The west windows.
Later still are the three west windows and the sixth in the south aisle which mark a further stage in development. Here we have at last a definite date to help us, for the contract with the glazier, one Robert, is still in existence and is dated 1338, so we may assume the windows were finished about 1340. It is difficult to judge these windows fairly, for they were subjected to a most drastic restoration in the eighteenth century, and the great central one is further disfigured by protective quarry glazing on the outside, which reduces it to a dirty brown. I do not think, however, that they can ever have been, comparatively speaking, very good, and I am inclined to look upon them as perhaps the poorest work of the Middle Ages. [Plate XIX.] shows one light of the northernmost of the three, that at the west end of the north aisle. It will be seen that the canopy has now grown to an absurd height and fills the whole light, and neither in its proportions nor in its details is it very graceful. The border is now growing narrower and narrower, and is eventually doomed to disappear altogether. The crockets of the gable are the only yellow pot-metal used, silver stain being used everywhere else, and not very artistically, though how far this is due to the restorer it is difficult to say.
PLATE XXXIII
DETAILS, FROM ST. OUEN, ROUEN
Fourteenth Century
The same qualities may be observed in the great central west window of the nave, also the work of the glazier Robert. Here, too, the canopies over the various rows of figures which form the design meet the feet of the row above, and in the top row shoot up to the head of the light. Their stiff awkwardness is in curious contrast to the wonderful flowing grace of the actual tracery of the window which contains them. The treatment of the figures, too, is dull. For the eight archbishops who form the bottom row, only two different patterns have been used, and in the row above the eleven apostles have been got into eight lights by making six of them squeeze, most uncomfortably, two in a niche.
The St. Stephen ([Plate XX.]) is from the sixth window in the south aisle, which seems to be of about the same date as the west windows and probably by the same glazier Robert.
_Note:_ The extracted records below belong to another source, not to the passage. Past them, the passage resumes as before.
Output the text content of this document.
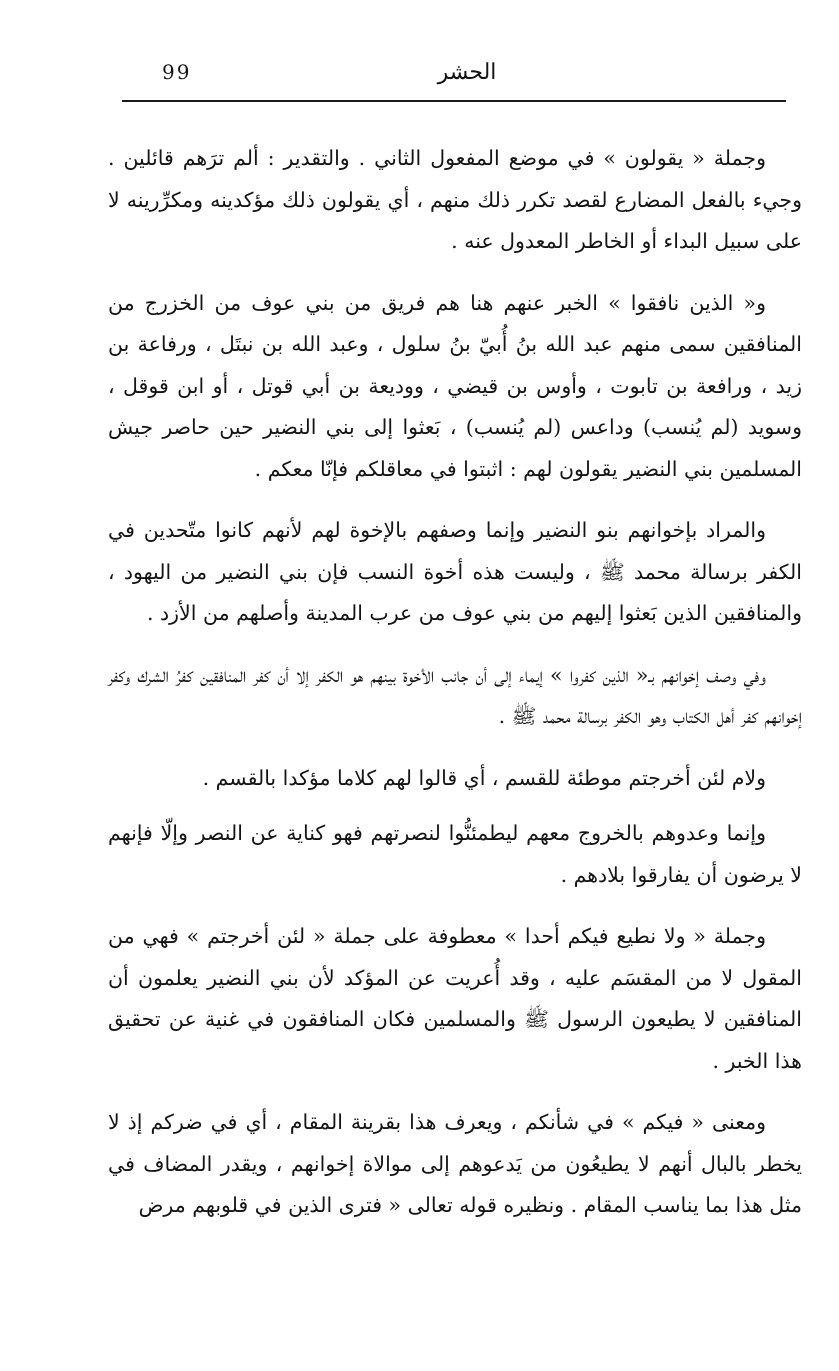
99	الحشر

وجملة « يقولون » في موضع المفعول الثاني . والتقدير : ألم ترَهم قائلين . وجيء بالفعل المضارع لقصد تكرر ذلك منهم ، أي يقولون ذلك مؤكدينه ومكرِّرينه لا على سبيل البداء أو الخاطر المعدول عنه .

و« الذين نافقوا » الخبر عنهم هنا هم فريق من بني عوف من الخزرج من المنافقين سمى منهم عبد الله بنُ أُبيّ بنُ سلول ، وعبد الله بن نبتَل ، ورفاعة بن زيد ، ورافعة بن تابوت ، وأوس بن قيضي ، ووديعة بن أبي قوتل ، أو ابن قوقل ، وسويد (لم يُنسب) وداعس (لم يُنسب) ، بَعثوا إلى بني النضير حين حاصر جيش المسلمين بني النضير يقولون لهم : اثبتوا في معاقلكم فإنّا معكم .

والمراد بإخوانهم بنو النضير وإنما وصفهم بالإخوة لهم لأنهم كانوا متّحدين في الكفر برسالة محمد ﷺ ، وليست هذه أخوة النسب فإن بني النضير من اليهود ، والمنافقين الذين بَعثوا إليهم من بني عوف من عرب المدينة وأصلهم من الأزد .

وفي وصف إخوانهم بـ« الذين كفروا » إيماء إلى أن جانب الأخوة بينهم هو الكفر إلا أن كفر المنافقين كفرُ الشرك وكفر إخوانهم كفر أهل الكتاب وهو الكفر برسالة محمد ﷺ .

ولام لئن أخرجتم موطئة للقسم ، أي قالوا لهم كلاما مؤكدا بالقسم .

وإنما وعدوهم بالخروج معهم ليطمئنُّوا لنصرتهم فهو كناية عن النصر وإلّا فإنهم لا يرضون أن يفارقوا بلادهم .

وجملة « ولا نطيع فيكم أحدا » معطوفة على جملة « لئن أخرجتم » فهي من المقول لا من المقسَم عليه ، وقد أُعريت عن المؤكد لأن بني النضير يعلمون أن المنافقين لا يطيعون الرسول ﷺ والمسلمين فكان المنافقون في غنية عن تحقيق هذا الخبر .

ومعنى « فيكم » في شأنكم ، ويعرف هذا بقرينة المقام ، أي في ضركم إذ لا يخطر بالبال أنهم لا يطيعُون من يَدعوهم إلى موالاة إخوانهم ، ويقدر المضاف في مثل هذا بما يناسب المقام . ونظيره قوله تعالى « فترى الذين في قلوبهم مرض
Instead of conforming to the design of the other windows in the aisle, he has filled it with three figures larger than life under tall canopies. It has likewise suffered much from eighteenth century restoration (the head, I think, is new), and has, besides, the same faults as the west windows. To me its chief interest is in the ornamentation of the saints' dalmatic, which affords the earliest example I know of the use of silver stain on blue glass, which may be seen in the ring-like ornaments on the blue stripes.
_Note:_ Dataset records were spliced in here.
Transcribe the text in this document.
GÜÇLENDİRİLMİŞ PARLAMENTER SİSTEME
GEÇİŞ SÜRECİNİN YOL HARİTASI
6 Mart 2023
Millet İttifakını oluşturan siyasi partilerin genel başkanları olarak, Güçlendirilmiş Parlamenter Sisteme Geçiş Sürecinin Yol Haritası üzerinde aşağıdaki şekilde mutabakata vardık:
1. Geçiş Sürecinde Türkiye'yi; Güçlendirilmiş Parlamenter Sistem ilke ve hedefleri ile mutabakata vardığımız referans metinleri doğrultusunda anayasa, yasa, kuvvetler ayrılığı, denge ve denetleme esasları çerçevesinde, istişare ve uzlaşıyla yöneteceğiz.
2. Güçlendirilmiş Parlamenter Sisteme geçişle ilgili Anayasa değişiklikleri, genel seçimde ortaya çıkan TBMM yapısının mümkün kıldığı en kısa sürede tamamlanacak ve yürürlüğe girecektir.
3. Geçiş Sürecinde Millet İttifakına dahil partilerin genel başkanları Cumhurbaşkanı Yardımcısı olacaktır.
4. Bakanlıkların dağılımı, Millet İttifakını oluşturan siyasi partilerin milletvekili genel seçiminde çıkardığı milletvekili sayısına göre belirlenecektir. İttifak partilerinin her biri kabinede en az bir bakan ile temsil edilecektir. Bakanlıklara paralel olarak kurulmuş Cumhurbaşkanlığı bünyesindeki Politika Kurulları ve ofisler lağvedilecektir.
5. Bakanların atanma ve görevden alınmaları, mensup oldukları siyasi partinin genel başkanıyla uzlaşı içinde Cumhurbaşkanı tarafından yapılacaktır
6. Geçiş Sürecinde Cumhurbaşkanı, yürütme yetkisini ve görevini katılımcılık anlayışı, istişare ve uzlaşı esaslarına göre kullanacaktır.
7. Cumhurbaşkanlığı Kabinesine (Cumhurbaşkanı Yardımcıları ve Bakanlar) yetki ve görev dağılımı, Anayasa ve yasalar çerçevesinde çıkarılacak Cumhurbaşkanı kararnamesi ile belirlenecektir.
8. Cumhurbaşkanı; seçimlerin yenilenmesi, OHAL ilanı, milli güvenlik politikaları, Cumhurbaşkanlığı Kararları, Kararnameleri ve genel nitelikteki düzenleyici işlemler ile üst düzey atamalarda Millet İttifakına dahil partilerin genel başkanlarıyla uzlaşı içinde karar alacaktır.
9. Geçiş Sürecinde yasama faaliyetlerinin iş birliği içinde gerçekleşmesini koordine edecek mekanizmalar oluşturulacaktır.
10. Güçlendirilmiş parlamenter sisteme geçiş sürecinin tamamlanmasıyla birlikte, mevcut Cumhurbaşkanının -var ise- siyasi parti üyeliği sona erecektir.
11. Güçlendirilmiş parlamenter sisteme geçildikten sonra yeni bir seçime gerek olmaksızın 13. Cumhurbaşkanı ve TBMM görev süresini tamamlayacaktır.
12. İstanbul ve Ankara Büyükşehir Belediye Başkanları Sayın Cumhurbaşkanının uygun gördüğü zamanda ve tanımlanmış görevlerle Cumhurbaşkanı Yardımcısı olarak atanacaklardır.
All Saints', North Street, and St. Martin's, Micklegate.
The parish churches of York contain a good deal of fourteenth as well as fifteenth century glass. The windows in the west end of the north aisle of All Saints', North Street, and the south aisle of St. Martin's, Micklegate, Plates [XXI.] and [XXII.], are not very easy to place with regard to the Cathedral work. My own opinion is that they are rather later and show a recovery in quality. The canopies are as big as ever, but there is more taste and refinement in the drawing, both of the figures and ornaments, and more experience as well as taste in the use of the silver stain. At the same time, they contain later features, such as the attempt at perspective in the battlements above the canopy in [Plate XXI.], and in the brackets of a sort of balcony (not shown in the illustration) below. The curious device above the canopy in the window at St. Martin's ([Plate XXII.]) is, I imagine, the "merchant's mark" of the donor.